Processes/Workflows

This module provides common processes/workflows when using the BioMedQuery utilities. For instance, searching PubMed, requires calling the NCBI e-utils in a particular order. After the search, the results are often saved to the database. This module contains pre-assembled functions performing all necessary steps. To see sample scripts that use this processes, refer to the following section

##Import

using BioMedQuery.Processes

Index

Functions

export_citation(pmid::Int64, citation_type, output_file,verbose)

Export, to an output file, the citation for PubMed article identified by the given pmid

Arguments

  • citation_type::String: At the moment supported types include: "endnote", "bibtex"
source
export_citation(pmids::Vector{Int64}, citation_type, output_file,verbose)

Export, to an output file, the citation for collection of PubMed articles identified by the given pmids

Arguments

  • citation_type::String: At the moment supported types include: "endnote", "bibtex"
source
load_medline(db_con, output_dir; start_file=1, end_file=972, year=2019, test=false)

Given a MySQL connection and optionally the start and end files, fetches the medline files, parses the xml, and loads into a MySQL DB (assumes tables already exist). The raw (xml.gz) and parsed (csv) files will be stored in the output_dir.

Arguments

  • db_con : A MySQL Connection to a db (tables must already be created - see PubMed.create_tables!)
  • output_dir : root directory where the raw and parsed files should be stored
  • start_file : which medline file should the loading start at
  • end_file : which medline file should the loading end at (default is last file in 2018 baseline)
  • year : which year medline is (current is 2018)
  • test : if true, a sample file will be downloaded, parsed, and loaded instead of the baseline files
source
map_mesh_to_umls_async!(db, c::Credentials; timeout, append_results, verbose)

Build (using async UMLS-API calls) and store in the given database a map from MESH descriptors to UMLS Semantic Concepts. For large queies this function will be faster than it's synchrounous counterpart

Arguments

  • db: Database. Must contain TABLE:mesh_descriptor. For each of the descriptors in that table, search and insert the associated semantic concepts into a new (cleared) TABLE:mesh2umls
  • user : UMLS username
  • psswd : UMLS Password
  • append_results::Bool : If false a NEW and EMPTY mesh2umls database table in creted
  • batch_size: Number of
source
map_mesh_to_umls_async(mesh_df, user, psswd; timeout, append_results, verbose)

Build (using async UMLS-API calls) and return a map from MESH descriptors to UMLS Semantic Concepts. For large queies this function will be faster than it's synchrounous counterpart

Arguments

  • mesh_df: DataFrame countaining MeshDescriptors. This is the dataframe with the key `meshdesc` that is returned from pubmedsearchand_parse.
  • user : UMLS username
  • psswd : UMLS Password
source
pubmed_search_and_parse(email, search_term::String, article_max, verbose=false)

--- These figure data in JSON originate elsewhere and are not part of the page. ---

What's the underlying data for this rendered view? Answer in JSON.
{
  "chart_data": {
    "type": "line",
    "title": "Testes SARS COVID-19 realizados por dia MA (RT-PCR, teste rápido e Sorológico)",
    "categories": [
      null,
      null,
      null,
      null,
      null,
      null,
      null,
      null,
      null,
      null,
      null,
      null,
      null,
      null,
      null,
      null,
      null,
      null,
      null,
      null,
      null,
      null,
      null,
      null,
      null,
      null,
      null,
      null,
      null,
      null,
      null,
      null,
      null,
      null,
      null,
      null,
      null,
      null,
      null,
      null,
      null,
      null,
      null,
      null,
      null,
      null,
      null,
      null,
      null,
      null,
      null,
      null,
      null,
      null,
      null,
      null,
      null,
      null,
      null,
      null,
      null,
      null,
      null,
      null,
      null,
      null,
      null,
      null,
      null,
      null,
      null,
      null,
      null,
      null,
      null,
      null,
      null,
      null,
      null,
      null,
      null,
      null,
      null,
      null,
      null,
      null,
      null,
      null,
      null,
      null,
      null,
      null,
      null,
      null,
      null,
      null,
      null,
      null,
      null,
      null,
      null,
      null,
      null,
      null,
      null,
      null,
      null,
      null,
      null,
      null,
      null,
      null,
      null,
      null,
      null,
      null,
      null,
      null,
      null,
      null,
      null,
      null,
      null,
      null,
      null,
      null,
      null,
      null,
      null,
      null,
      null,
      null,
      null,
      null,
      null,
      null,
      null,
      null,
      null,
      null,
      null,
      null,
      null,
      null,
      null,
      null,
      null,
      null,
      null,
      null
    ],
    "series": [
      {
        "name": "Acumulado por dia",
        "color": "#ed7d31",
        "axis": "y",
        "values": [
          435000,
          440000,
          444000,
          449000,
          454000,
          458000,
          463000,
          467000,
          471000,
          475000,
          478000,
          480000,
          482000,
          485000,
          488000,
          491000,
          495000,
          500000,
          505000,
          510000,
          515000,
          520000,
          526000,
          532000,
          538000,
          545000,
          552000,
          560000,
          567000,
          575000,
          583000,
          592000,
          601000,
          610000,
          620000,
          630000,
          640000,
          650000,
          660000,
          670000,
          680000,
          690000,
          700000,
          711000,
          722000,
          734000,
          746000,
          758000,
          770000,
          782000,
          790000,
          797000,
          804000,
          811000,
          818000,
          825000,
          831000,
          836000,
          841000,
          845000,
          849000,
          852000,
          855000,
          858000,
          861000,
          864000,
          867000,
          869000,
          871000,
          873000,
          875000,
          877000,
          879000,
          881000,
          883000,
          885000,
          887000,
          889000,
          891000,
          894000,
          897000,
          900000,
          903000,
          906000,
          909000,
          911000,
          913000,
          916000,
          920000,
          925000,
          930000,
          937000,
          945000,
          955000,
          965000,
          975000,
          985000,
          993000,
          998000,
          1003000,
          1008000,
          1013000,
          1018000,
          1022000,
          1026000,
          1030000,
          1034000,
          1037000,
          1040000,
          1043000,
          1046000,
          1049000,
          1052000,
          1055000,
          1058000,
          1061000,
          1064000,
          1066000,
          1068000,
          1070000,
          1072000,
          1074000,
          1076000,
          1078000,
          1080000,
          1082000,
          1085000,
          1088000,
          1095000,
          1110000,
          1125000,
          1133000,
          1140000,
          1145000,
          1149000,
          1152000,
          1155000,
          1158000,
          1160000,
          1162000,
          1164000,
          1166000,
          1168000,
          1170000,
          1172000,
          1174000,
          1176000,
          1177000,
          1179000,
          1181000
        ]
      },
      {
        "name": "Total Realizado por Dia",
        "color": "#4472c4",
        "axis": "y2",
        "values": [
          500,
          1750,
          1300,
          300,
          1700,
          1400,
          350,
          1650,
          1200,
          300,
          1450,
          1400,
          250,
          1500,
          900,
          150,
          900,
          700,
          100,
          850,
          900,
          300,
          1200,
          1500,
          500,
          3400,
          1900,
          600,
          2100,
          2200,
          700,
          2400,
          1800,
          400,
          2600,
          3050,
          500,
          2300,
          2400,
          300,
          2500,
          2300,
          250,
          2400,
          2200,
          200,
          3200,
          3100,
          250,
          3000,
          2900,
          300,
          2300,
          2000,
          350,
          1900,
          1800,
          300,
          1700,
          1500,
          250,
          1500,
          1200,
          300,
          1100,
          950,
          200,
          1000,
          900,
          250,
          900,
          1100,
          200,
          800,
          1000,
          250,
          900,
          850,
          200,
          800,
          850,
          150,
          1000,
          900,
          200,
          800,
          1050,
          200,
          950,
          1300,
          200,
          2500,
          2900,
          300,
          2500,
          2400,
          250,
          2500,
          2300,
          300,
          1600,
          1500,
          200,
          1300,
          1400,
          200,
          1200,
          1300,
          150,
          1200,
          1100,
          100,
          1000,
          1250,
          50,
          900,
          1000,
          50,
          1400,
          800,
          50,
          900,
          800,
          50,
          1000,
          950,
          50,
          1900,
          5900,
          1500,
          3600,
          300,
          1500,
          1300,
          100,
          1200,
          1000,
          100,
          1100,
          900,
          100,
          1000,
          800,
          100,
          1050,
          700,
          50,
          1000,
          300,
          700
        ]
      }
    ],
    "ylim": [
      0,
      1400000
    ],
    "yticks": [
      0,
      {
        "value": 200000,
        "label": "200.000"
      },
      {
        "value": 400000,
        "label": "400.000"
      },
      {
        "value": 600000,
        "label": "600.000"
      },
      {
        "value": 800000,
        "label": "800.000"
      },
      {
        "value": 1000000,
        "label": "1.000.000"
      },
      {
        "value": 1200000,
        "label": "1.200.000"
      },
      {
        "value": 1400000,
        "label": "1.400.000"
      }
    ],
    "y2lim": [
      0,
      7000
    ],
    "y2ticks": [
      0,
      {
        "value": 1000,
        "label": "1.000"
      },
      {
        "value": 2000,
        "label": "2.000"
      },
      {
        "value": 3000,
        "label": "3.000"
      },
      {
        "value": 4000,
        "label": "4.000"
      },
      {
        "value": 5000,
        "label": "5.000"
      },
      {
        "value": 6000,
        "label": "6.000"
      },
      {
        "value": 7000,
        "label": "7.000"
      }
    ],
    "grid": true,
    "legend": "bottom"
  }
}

Search pubmed and parse the results into a dictionary of DataFrames. The dataframes have the same names and fields as the pubmed database schema. (e.g. df_dict["basic"] returns a dataframe with the basic article info)

Arguments

  • email : valid email address (otherwise pubmed may block you)
  • search_term : search string to submit to PubMed e.g (asthma[MeSH Terms]) AND ("2001/01/29"[Date - Publication] : "2010"[Date - Publication]) see http://www.ncbi.nlm.nih.gov/pubmed/advanced for help constructing the string
  • article_max : maximum number of articles to return
  • verbose : if true, the NCBI xml response files are saved to current directory
source
pubmed_search_and_save!(email, search_term::String, article_max,
conn, verbose=false)

Search pubmed and save the results into a database connection. The database is expected to exist and have the appriate pubmed related tables. You can create such tables using PubMed.create_tables(conn)

Arguments

  • email : valid email address (otherwise pubmed may block you)
  • search_term : search string to submit to PubMed e.g (asthma[MeSH Terms]) AND ("2001/01/29"[Date - Publication] : "2010"[Date - Publication]) see http://www.ncbi.nlm.nih.gov/pubmed/advanced for help constructing the string
  • article_max : maximum number of articles to return
  • conn : database connection
  • verbose : if true, the NCBI xml response files are saved to current directory
source
umls_semantic_occurrences(db, umls_semantic_type)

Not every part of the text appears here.